Department of Pathology (BW, RB, RK, DLM, FCG, FP, AL, PS, RSL, GJ, HYW, JSRF) Memorial Sloan Kettering Cancer Center, New York, NY.
Department of Pathology, Fudan University Cancer Center, Shanghai, China (RB, AL).
J Natl Cancer Inst. 2018 Sep 1;110(9):1030-1034. doi: 10.1093/jnci/djy028.
Pathogenic germline variants in ataxia-telangiectasia mutated (ATM), a gene that plays a role in DNA damage response and cell cycle checkpoints, confer an increased breast cancer (BC) risk. Here, we investigated the phenotypic characteristics and landscape of somatic genetic alterations in 24 BCs from ATM germline mutation carriers by whole-exome and targeted sequencing. ATM-associated BCs were consistently hormone receptor positive and largely displayed minimal immune infiltrate. Although 79.2% of these tumors exhibited loss of heterozygosity of the ATM wild-type allele, none displayed high activity of mutational signature 3 associated with defective homologous recombination DNA (HRD) repair. No TP53 mutations were found in the ATM-associated BCs. Analysis of an independent data set confirmed that germline ATM variants and TP53 somatic mutations are mutually exclusive. Our findings indicate that ATM-associated BCs often harbor bi-allelic inactivation of ATM, are phenotypically distinct from BRCA1/2-associated BCs, lack HRD-related mutational signatures, and that TP53 and ATM genetic alterations are likely epistatic.

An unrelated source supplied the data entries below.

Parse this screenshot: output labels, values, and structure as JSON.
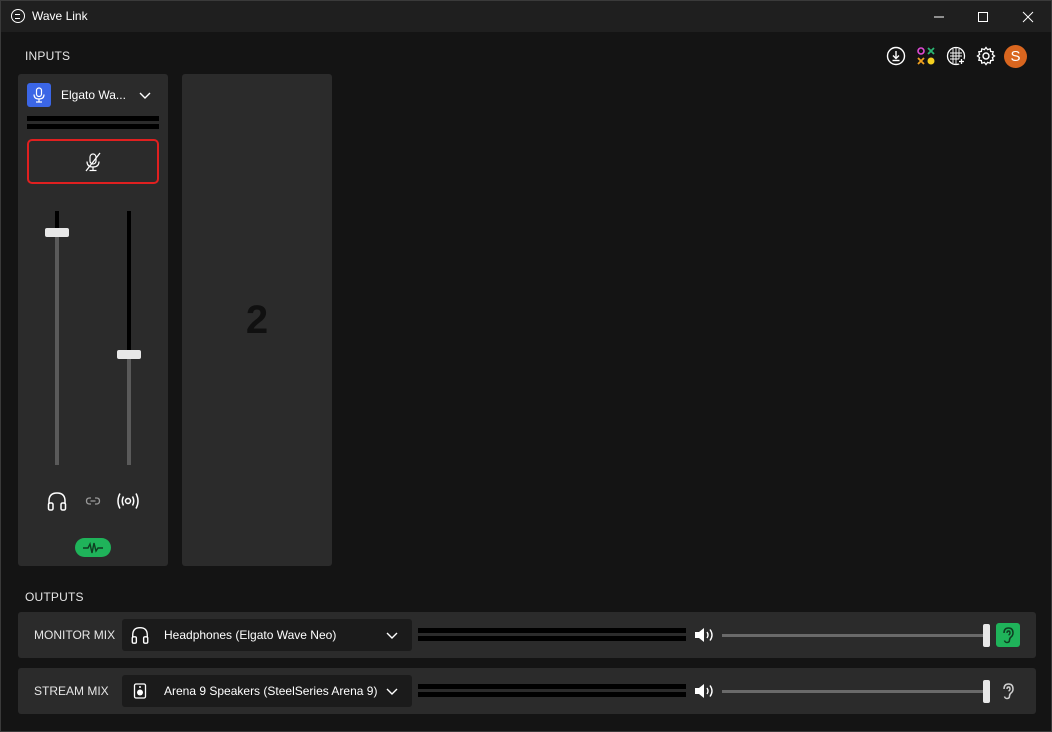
{
  "window": {
    "title": "Wave Link",
    "minimize_icon": "minimize-icon",
    "maximize_icon": "maximize-icon",
    "close_icon": "close-icon"
  },
  "inputs": {
    "section_label": "INPUTS",
    "channels": [
      {
        "name": "Elgato Wa...",
        "icon": "microphone-icon",
        "icon_color": "#3b66e6",
        "muted": true,
        "mute_border_color": "#e02020",
        "monitor_level": 0.92,
        "stream_level": 0.43,
        "monitor_icon": "headphones-icon",
        "link_icon": "link-icon",
        "stream_icon": "broadcast-icon",
        "effects_icon": "waveform-icon",
        "effects_color": "#1fb35a"
      }
    ],
    "empty_slot_label": "2"
  },
  "toolbar": {
    "icons": [
      "download-icon",
      "marketplace-icon",
      "add-input-icon",
      "settings-icon"
    ],
    "avatar_initial": "S",
    "avatar_color": "#d9661f"
  },
  "outputs": {
    "section_label": "OUTPUTS",
    "mixes": [
      {
        "label": "MONITOR MIX",
        "device": "Headphones (Elgato Wave Neo)",
        "device_icon": "headphones-icon",
        "volume_level": 1.0,
        "listening": true,
        "listen_color": "#1fb35a"
      },
      {
        "label": "STREAM MIX",
        "device": "Arena 9 Speakers (SteelSeries Arena 9)",
        "device_icon": "speaker-icon",
        "volume_level": 1.0,
        "listening": false
      }
    ]
  }
}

在参与 DNA 损伤反应和细胞周期检查点的 ATM 基因(ataxia-telangiectasia mutated 的缩写)中存在致病变异体时,会增加乳腺癌(BC)的风险。在这里,我们通过全外显子组和靶向测序,研究了 24 例 ATM 种系突变携带者的 BC 中体细胞遗传改变的表型特征和全景。与 ATM 相关的 BC 一致为激素受体阳性,且主要表现为免疫浸润程度低。尽管这些肿瘤中有 79.2%显示 ATM 野生型等位基因的杂合性丢失,但没有一种表现出与同源重组 DNA(HRD)修复缺陷相关的高活性突变特征 3。在 ATM 相关的 BC 中未发现 TP53 突变。对独立数据集的分析证实,种系 ATM 变体和 TP53 体细胞突变是相互排斥的。我们的研究结果表明,与 ATM 相关的 BC 通常具有 ATM 的双等位基因失活,与 BRCA1/2 相关的 BC 在表型上不同,缺乏 HRD 相关的突变特征,并且 TP53 和 ATM 遗传改变可能是上位性的。